著者
岡留 有哉 阿多 健史郎 石黒 浩 中村 泰
出版者
一般社団法人 人工知能学会
雑誌
人工知能学会論文誌 (ISSN:13460714)
巻号頁・発行日
vol.37, no.6, pp.B-M43_1-13, 2022-11-01 (Released:2022-11-01)
参考文献数
30

Developing a communication agent that can mutually interact with a human has been expected. To realize the agent, real-time situation recognition and motion generation are necessary. The human-human interaction data is utilized to develop the recognition and the generation model. However, a cost of giving a certain label to the data is expensive, i.e., the number of labeled data becomes small. To cope with the small dataset problem, one of the approaches is to obtain the pre-trained weight by self-supervised learning.

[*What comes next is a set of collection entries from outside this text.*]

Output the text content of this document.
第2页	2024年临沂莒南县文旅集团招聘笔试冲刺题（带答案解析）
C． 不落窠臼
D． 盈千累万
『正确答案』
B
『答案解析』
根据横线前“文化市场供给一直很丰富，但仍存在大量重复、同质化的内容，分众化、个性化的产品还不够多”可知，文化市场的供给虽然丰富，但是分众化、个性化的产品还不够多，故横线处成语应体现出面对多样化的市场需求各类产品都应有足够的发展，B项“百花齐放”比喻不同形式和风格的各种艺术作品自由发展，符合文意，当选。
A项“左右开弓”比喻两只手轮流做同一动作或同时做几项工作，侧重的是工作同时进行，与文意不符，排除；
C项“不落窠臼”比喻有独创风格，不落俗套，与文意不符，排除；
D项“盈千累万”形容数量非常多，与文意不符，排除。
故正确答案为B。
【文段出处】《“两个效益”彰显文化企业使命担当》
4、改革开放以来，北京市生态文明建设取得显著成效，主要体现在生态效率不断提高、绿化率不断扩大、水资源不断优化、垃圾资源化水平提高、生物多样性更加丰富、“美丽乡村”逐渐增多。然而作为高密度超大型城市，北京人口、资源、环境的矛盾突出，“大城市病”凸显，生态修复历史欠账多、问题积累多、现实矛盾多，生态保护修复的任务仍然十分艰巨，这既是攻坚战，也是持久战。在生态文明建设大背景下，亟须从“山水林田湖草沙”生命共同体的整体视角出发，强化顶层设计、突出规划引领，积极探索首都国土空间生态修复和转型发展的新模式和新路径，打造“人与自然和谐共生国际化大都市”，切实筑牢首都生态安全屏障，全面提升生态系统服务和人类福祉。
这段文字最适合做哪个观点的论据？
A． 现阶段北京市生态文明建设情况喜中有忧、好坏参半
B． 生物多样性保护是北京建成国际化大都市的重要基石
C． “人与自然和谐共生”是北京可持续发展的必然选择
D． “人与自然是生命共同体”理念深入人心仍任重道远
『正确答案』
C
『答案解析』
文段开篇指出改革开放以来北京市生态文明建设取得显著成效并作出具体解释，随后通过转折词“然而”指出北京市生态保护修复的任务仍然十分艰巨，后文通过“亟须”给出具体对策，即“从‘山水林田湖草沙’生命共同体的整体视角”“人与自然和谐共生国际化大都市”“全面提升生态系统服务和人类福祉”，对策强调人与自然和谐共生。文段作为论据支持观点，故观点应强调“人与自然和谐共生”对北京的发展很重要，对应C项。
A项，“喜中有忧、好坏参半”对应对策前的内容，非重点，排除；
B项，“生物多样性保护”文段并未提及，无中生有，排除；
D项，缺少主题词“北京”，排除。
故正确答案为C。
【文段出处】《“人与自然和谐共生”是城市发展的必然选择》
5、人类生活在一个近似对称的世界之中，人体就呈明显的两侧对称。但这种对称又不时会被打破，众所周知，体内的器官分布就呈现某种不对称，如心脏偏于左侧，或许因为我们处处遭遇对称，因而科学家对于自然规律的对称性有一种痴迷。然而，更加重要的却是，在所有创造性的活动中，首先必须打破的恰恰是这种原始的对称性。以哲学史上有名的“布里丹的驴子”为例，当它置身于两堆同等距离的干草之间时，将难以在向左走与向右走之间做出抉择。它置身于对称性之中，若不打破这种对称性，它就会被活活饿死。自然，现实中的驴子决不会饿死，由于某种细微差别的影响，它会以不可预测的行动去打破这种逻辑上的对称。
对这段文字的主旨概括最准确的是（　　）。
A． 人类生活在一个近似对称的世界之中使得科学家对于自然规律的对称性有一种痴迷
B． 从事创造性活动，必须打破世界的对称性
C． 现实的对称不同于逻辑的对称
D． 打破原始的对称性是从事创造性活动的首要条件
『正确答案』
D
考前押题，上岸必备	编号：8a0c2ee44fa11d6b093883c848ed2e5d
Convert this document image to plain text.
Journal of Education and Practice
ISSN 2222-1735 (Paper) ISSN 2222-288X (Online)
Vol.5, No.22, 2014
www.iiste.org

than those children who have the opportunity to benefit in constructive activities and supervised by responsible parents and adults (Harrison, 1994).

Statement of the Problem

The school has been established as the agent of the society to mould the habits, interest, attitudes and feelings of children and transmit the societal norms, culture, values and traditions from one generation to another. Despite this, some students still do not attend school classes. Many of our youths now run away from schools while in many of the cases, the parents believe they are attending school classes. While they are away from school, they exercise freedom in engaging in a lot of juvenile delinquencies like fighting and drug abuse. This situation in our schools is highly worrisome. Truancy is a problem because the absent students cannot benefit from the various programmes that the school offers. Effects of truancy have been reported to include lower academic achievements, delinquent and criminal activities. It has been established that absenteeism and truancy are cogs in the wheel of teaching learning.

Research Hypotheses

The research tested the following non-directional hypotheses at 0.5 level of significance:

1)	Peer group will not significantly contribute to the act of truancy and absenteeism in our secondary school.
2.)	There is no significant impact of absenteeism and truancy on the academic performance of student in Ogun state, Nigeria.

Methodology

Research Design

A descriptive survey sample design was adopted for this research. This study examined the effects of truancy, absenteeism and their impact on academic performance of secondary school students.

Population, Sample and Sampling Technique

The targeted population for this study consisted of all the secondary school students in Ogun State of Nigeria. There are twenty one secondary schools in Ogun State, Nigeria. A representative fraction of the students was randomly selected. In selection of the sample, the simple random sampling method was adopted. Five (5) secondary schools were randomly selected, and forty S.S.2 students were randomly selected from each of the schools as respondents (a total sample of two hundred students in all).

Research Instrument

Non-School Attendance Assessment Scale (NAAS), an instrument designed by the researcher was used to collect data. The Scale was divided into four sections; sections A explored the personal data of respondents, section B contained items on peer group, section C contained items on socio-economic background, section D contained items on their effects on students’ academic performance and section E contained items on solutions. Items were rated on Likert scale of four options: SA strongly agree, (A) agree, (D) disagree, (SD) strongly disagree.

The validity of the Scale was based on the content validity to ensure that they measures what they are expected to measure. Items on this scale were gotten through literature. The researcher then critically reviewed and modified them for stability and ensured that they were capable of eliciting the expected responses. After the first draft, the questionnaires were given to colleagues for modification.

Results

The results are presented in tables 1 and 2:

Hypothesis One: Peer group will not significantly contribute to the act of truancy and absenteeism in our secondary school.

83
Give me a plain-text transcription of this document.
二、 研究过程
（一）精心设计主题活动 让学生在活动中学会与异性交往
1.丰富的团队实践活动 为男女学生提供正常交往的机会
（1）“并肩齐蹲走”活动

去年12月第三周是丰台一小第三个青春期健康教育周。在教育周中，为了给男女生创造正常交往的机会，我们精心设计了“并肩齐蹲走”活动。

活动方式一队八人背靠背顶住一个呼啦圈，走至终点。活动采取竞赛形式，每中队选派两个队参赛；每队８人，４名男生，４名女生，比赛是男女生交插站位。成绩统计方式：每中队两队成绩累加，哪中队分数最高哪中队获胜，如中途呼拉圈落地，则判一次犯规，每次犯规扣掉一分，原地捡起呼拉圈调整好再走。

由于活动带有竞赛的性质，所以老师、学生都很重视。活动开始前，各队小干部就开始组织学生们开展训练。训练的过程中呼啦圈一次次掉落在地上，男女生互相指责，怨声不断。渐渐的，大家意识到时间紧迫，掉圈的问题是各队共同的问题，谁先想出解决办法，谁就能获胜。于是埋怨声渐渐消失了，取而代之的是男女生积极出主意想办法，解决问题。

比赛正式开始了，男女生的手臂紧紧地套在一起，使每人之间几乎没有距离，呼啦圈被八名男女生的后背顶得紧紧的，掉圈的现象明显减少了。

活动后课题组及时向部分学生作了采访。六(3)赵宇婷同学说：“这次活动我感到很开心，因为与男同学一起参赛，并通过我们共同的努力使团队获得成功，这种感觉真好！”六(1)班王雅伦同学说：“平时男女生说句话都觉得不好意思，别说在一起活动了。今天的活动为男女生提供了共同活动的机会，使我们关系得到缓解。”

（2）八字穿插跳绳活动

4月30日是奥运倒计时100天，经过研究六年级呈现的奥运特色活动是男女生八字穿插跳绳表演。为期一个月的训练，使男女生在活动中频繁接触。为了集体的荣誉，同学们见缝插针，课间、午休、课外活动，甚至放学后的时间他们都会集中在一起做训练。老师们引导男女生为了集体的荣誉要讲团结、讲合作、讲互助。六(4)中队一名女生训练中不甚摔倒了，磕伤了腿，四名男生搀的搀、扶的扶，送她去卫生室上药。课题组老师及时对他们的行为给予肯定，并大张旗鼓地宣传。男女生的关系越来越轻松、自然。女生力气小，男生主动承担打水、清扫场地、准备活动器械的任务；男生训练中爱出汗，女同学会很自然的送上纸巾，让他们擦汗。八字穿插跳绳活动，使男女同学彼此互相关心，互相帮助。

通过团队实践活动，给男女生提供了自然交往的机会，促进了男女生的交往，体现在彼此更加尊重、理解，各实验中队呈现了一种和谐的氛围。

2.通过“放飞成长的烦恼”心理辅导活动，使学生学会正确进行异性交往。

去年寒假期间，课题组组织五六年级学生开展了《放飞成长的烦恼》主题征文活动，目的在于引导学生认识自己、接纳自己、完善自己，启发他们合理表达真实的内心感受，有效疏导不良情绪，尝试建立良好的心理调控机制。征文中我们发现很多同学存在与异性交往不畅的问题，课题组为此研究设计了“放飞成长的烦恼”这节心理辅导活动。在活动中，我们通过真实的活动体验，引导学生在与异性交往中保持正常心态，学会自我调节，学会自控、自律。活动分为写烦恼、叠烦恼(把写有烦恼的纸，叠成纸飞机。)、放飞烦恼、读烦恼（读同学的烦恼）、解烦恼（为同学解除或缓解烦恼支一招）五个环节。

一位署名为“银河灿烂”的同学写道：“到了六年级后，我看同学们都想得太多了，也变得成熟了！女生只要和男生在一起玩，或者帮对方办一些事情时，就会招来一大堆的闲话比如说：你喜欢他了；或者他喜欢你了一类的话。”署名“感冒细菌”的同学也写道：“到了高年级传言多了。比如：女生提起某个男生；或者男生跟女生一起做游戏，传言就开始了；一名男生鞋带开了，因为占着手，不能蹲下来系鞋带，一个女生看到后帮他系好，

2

In this research, we propose estimating the amount of time-shift by “lag operation” as a task for self-supervised learning. The observed data is not isolated during the interaction between two people, and using both observed information from two people makes an estimation model reduce the uncertainty of situation detection. By exploiting these properties of interaction data, the time index of data of one person is shifted, i.e., the entrainment of two data is broken. This operation is called a “lag operation”, and estimating the amount of time-shift is defined as the pre-training task. We apply this pre-training to the prediction experiment that estimates near-future laughing during a conversation. The result shows the accuracy of the laughing prediction is improved by 1.3 points, and the lag operation is an effect for predicting the change of interaction situation.